The council is looking into a constitutional change regarding spending for future cases of unchallenged elections, Daukas said.
“I’m not sure it makes sense having an election which costs $70,000 when it is unopposed,” he said. “It is certainly a concern that we plan to look at in the coming year.”
According to the election’s official website, 7 percent of voting alumni have cast their ballots online as of Monday. The election began on Feb. 12.
The council selected Kurz as its single nominee for the open trustee seat on Nov. 2. The nominating alumni trustee search committee, a body within the council, evaluated over 200 nominations submitted by alumni over the summer and whittled the nominees down to four final candidates in October. After interviewing each, the committee nominated Kurz and the choice was voted on by the full council, Alumni Council president Martin Lempres ’84 said.
The election is organized by the Alumni Association and allows alumni to vote online or through written ballots. After voting ends, Kurz’s name will be submitted to the Board of Trustees to officially confirm his new position.
Jack McBride ’90, who submitted a letter to the editor to The Dartmouth on Monday criticizing the election, said he is disappointed that the alumni trustee candidate is running unopposed.
“It doesn’t seem like a real election to me because there is only one candidate,” he said.
The council has nominated one candidate for the past few Board vacancies.
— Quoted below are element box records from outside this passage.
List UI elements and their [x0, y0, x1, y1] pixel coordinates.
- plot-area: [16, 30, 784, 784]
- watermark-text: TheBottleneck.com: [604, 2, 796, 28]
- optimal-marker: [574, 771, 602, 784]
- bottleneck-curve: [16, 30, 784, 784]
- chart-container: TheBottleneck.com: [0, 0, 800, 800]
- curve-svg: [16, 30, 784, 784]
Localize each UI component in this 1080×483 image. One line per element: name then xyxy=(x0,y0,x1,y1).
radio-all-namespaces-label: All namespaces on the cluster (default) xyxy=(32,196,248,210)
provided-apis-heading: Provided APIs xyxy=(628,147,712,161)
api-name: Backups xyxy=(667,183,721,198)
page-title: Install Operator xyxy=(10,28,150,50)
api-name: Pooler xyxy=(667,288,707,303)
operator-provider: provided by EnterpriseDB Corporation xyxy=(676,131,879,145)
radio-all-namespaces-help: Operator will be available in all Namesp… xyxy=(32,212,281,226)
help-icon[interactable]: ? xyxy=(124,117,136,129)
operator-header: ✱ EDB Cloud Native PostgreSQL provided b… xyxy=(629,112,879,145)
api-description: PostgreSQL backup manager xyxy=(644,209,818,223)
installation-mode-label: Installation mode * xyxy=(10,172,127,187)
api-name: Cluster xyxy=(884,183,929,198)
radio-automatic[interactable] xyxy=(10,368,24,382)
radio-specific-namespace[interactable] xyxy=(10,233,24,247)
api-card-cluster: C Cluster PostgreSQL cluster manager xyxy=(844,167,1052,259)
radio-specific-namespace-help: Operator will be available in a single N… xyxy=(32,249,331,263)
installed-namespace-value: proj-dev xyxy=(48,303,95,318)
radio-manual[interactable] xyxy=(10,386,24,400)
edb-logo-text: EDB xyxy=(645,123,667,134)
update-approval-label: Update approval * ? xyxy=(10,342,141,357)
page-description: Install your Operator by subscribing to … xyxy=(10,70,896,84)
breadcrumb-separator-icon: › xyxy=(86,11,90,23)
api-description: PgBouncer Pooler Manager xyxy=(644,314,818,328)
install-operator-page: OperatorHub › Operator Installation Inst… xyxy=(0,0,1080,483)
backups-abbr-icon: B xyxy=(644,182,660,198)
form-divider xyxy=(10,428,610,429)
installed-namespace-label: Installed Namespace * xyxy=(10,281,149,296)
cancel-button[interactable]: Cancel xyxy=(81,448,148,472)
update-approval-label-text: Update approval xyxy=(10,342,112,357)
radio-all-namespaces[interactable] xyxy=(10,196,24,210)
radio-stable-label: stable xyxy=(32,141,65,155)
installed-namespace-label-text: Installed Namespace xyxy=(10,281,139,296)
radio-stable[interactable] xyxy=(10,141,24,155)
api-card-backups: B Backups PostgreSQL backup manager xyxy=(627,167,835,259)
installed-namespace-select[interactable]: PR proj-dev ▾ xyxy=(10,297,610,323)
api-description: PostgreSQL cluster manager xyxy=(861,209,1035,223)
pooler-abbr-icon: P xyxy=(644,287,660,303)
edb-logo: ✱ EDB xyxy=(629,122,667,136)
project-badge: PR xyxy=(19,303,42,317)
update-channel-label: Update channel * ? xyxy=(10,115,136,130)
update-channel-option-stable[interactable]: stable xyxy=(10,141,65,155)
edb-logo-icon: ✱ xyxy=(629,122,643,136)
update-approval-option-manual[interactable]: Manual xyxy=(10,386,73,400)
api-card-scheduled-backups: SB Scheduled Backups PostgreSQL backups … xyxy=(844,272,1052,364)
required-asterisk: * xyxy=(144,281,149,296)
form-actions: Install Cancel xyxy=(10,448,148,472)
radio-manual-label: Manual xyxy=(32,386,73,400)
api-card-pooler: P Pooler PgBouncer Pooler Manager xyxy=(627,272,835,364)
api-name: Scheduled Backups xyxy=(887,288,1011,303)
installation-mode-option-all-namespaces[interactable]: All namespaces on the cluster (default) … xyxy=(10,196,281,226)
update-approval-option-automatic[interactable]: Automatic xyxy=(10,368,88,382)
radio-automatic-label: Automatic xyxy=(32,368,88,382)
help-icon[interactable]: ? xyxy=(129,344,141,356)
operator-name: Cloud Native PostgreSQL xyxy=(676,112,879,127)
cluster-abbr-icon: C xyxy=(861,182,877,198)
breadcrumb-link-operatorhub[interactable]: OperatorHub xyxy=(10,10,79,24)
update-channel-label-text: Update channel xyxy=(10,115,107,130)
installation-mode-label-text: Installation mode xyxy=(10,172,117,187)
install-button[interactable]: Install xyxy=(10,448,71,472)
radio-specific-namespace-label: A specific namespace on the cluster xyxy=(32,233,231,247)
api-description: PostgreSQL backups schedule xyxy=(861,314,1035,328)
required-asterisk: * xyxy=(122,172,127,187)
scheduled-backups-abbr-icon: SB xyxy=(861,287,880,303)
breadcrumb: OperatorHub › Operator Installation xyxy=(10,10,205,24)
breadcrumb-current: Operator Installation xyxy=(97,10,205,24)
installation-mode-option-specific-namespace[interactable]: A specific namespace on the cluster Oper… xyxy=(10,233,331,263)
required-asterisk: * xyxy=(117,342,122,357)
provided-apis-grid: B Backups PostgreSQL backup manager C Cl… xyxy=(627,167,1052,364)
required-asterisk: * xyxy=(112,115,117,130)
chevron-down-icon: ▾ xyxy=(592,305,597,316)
In September, it voted 71-3 in favor of having just one nomination rather than two for the current opening, Lempres said.
Prior to 1990, the council, without drawing significant criticism, always nominated one candidate for each seat. After a change to the constitution in 1990, an election procedure required the nominating committee to submit three candidates for each seat. In 2009, the Council revised the constitution again, allowing at most two candidates to be nominated for each open seat.
The council decided to have only one nomination in order to promote the selection of the strongest candidate, Lempres said.
“[Kurz] is a terrific candidate and he has made a huge impression on everyone involved in the process,” he said. “He is passionate about Dartmouth, brings a wonderful, different perspective and he will provide a unique outlook in the Board.”
After Kurz’s nomination was announced, Dartmouth alumni were given two months to gather 500 signatures to petition for an outside candidate to appear on the ballot. Any petitioned candidates run against the nominated candidate in a final alumni-wide election.
No alumni petitioned to be a candidate this year. In the past decade, four petition candidates have run and won the election to become trustees. Joe Asch ’79 most recently lost the election in 2010.
The petition option provides a safeguard in the case that the council nominates an unpopular candidate, Daukas said.
“Alumni have a tremendous amount of input into who the initial candidates are,” he said. “And with the safety valve, the alumni committee doesn’t need to put up more than one candidate.”
McBride said he believes that the council’s decision to choose only one candidate reflects an interest in improving the chance that the nominated alumnus will beat any petition candidates.
“I wouldn’t be surprised if a petition candidate would, by nature, tend to be a little more opposed to whatever was going on within the Board of Trustees,” he said.
The ongoing election also decides the next executive committee, for which each position has only one candidate. The Board should save money on postage and website fees because all of the candidates in the elections are running unopposed, McBride said.